Validity theory should become better integrated into the day-to-day practice of clinical measurement. Investigators can follow a clear set of guidelines for measurement decision making, such as the three-level decision rubric described in this manuscript. However, by definition, validation is an ongoing act of gathering evidence, not a deterministic process. There is no concrete yes-or-no determination of validity based solely on any one set of numbers. Rather, validation is akin to building a court case, except that the investigator is collecting all the evidence, both “for” and “against” validity. Once the evidence is in, the investigator, perhaps with input from colleagues, plays the role of judge and jury, weighing the evidence “for” and “against” validity and pronouncing judgment. We further note that the evidence may not be exclusively quantitative; in fact, much of the evidence can be in the form of verbal statements or even observations. We recognize that the process of validation is arduous and that developing and gathering the necessary evidence can be an expensive undertaking.
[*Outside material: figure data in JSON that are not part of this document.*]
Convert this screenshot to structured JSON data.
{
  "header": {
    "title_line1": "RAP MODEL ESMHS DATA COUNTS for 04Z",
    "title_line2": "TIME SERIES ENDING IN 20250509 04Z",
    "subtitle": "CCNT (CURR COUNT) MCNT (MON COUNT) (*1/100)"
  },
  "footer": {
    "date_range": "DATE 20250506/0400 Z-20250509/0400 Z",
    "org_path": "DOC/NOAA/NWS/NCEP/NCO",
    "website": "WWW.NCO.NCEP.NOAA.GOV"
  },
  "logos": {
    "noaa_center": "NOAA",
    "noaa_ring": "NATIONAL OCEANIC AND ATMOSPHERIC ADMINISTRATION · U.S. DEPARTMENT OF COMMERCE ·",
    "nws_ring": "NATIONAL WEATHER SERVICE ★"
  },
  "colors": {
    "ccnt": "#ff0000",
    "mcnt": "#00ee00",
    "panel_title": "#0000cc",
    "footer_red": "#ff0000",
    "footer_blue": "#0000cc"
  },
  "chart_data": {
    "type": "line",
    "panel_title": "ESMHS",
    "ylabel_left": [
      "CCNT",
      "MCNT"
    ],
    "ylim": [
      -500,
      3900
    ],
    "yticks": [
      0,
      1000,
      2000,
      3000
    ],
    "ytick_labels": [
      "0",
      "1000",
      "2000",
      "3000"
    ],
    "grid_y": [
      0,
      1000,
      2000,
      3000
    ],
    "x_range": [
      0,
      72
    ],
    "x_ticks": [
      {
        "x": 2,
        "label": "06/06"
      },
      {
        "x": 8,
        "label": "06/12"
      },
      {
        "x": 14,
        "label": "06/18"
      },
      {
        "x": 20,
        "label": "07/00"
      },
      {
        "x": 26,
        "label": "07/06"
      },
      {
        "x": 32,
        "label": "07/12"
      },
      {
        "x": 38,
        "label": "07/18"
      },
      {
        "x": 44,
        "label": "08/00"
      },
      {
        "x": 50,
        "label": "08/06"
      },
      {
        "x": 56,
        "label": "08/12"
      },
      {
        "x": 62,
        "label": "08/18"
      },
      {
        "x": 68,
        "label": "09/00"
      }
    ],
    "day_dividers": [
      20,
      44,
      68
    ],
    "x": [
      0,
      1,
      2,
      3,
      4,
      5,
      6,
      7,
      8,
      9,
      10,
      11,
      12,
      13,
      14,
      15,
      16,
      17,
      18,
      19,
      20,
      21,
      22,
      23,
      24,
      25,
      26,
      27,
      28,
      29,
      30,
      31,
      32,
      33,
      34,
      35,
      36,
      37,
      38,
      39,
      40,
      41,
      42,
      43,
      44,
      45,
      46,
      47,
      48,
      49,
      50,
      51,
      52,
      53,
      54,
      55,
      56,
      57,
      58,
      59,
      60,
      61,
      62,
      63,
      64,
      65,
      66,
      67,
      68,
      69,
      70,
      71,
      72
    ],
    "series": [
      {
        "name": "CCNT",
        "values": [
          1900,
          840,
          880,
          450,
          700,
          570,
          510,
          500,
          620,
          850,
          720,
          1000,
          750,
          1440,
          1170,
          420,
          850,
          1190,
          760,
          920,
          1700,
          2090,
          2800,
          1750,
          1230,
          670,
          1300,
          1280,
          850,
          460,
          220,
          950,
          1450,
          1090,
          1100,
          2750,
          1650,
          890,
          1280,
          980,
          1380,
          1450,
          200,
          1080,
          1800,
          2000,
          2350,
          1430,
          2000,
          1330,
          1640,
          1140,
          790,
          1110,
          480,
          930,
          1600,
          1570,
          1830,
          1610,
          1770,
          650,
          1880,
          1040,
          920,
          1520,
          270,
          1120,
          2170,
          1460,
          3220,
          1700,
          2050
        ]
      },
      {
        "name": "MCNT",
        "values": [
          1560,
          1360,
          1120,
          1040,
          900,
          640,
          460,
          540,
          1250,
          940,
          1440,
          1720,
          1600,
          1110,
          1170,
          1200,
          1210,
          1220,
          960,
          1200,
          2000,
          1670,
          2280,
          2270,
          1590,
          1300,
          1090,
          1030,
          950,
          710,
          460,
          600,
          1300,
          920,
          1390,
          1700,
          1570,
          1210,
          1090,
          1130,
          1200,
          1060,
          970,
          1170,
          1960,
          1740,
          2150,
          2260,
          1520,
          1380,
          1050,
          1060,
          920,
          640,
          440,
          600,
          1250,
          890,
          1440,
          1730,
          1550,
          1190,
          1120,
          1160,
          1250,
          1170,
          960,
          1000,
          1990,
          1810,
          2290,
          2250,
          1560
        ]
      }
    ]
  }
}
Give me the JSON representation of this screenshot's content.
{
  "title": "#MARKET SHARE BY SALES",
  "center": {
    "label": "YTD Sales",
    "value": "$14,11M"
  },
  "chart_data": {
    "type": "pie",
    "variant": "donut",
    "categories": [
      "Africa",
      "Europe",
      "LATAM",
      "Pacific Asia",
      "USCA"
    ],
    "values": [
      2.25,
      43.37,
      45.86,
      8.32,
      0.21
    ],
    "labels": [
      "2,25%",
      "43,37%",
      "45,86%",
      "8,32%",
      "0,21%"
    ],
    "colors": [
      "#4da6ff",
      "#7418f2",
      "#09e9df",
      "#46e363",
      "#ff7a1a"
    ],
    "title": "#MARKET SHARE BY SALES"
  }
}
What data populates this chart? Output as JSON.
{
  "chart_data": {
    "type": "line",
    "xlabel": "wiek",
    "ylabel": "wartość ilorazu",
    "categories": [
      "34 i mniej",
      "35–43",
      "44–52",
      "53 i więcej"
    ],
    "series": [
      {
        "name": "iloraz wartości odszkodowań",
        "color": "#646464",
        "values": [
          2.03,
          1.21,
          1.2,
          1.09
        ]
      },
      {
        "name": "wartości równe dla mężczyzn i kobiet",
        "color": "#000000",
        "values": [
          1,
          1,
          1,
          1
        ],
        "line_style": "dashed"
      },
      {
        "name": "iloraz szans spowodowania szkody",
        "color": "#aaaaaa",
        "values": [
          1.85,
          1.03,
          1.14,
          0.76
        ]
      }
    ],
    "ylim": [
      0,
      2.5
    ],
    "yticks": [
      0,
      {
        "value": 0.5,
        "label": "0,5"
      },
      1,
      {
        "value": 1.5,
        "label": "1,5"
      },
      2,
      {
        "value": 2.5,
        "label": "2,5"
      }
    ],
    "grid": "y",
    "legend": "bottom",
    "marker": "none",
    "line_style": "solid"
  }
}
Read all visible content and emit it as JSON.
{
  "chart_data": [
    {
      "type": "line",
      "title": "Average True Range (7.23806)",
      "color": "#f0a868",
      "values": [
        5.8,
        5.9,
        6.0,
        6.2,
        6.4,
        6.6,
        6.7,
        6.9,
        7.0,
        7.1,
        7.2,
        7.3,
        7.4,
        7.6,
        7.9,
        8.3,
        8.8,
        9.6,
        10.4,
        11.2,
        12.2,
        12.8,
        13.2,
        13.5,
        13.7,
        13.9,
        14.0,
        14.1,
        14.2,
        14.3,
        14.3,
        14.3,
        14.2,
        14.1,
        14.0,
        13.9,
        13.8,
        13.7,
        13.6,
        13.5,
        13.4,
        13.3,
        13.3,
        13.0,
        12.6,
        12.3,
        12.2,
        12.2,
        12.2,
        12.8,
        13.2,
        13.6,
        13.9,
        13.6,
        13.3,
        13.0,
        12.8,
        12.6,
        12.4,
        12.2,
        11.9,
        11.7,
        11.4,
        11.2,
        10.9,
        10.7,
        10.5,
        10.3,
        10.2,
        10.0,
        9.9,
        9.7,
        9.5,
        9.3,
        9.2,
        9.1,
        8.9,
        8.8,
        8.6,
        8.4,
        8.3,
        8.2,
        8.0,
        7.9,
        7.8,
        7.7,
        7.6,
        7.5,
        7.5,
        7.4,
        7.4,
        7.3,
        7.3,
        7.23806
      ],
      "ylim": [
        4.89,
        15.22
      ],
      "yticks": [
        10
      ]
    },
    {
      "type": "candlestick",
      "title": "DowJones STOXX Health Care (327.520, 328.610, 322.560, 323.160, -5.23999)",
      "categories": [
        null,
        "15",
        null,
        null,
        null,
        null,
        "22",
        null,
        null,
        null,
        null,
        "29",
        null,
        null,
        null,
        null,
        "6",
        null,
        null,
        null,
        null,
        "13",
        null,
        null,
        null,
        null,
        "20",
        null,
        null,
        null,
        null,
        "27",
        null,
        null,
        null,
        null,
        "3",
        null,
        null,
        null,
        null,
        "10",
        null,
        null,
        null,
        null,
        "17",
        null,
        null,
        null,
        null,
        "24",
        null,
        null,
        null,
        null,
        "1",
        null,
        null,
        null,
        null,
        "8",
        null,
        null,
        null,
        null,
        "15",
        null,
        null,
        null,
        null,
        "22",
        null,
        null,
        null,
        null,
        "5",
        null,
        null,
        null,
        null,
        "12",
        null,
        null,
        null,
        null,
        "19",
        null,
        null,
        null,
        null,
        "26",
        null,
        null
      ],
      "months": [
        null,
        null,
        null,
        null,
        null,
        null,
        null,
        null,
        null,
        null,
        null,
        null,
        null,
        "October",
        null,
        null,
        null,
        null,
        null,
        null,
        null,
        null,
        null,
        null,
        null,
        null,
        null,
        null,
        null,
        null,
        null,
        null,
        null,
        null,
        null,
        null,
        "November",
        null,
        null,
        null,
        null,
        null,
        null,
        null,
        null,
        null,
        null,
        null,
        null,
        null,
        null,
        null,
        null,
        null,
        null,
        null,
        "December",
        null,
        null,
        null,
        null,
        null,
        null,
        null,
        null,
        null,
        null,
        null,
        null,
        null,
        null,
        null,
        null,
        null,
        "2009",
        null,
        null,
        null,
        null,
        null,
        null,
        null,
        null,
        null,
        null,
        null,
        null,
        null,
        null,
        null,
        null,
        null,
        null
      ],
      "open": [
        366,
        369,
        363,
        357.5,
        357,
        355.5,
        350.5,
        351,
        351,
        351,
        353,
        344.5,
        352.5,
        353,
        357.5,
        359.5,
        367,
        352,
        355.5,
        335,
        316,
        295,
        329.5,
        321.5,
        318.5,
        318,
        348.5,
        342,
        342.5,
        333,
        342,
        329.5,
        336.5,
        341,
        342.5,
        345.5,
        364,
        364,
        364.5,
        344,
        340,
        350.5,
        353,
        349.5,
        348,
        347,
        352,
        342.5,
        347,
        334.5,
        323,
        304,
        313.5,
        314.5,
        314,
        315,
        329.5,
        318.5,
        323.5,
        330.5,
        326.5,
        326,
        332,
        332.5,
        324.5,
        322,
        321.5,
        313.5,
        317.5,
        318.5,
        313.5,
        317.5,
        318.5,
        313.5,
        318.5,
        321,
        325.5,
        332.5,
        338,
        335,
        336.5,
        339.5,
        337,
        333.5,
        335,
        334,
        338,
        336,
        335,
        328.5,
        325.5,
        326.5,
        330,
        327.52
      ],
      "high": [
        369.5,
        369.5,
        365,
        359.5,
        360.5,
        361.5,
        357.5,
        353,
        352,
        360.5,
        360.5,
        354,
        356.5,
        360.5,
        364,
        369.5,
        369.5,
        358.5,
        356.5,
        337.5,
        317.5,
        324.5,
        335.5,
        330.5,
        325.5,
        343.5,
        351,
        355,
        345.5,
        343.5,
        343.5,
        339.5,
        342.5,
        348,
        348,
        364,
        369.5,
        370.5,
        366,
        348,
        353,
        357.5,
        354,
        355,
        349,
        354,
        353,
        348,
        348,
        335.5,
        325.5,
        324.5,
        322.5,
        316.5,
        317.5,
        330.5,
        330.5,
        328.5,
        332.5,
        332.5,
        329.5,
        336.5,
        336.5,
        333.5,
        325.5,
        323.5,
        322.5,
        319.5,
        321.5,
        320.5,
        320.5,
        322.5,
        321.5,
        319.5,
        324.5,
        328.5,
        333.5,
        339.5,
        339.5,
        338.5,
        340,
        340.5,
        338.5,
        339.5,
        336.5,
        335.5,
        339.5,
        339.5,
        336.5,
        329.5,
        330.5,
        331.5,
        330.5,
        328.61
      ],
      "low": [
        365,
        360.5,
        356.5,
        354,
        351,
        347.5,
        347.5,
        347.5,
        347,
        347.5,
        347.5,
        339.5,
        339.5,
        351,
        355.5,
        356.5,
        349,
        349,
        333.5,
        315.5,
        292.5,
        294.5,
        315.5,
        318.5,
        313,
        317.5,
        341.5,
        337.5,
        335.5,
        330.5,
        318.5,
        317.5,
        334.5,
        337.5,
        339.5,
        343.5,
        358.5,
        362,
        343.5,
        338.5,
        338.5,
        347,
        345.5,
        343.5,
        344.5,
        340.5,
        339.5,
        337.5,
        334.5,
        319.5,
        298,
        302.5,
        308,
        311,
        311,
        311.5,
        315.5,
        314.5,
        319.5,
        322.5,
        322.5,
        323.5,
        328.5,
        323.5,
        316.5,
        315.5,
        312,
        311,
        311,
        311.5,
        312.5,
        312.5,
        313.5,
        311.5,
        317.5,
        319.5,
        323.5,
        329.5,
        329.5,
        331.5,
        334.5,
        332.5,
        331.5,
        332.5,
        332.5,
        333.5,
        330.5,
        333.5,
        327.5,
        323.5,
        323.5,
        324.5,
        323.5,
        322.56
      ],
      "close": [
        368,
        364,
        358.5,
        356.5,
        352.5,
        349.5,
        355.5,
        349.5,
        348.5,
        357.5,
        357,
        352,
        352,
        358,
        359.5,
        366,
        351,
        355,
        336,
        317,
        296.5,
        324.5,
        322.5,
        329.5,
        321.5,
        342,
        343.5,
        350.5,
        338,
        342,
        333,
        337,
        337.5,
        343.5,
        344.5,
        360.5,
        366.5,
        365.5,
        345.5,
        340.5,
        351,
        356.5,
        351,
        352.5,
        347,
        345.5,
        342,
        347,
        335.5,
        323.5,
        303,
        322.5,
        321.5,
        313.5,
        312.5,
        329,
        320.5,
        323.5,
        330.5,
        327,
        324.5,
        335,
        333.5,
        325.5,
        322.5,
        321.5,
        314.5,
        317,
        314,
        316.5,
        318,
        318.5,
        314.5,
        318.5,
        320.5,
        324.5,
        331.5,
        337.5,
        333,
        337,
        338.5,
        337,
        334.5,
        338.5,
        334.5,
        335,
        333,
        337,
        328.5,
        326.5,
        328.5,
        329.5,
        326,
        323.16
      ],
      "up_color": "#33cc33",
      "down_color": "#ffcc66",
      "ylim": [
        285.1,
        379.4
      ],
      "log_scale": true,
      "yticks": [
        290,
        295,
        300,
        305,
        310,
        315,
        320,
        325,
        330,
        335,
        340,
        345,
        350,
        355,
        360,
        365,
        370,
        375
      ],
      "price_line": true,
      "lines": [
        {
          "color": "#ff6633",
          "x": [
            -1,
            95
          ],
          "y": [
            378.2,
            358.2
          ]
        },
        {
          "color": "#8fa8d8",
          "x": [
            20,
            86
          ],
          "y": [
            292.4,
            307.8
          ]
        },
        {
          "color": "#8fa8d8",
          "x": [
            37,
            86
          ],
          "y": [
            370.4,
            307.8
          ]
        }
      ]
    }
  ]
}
However, as we mentioned earlier, we have found that much of the investigative work published on instrument validation is on the right track, just incomplete. Following a detailed procedure for measurement decision making, such as our proposed rubric, will not necessarily increase the validation workload significantly. Rather, following such a procedure provides needed focus on measurement issues most likely to impact validity in a clinical context. The payoff should be more trustworthy measurement and, by extension, better informed decision making in a given clinical setting.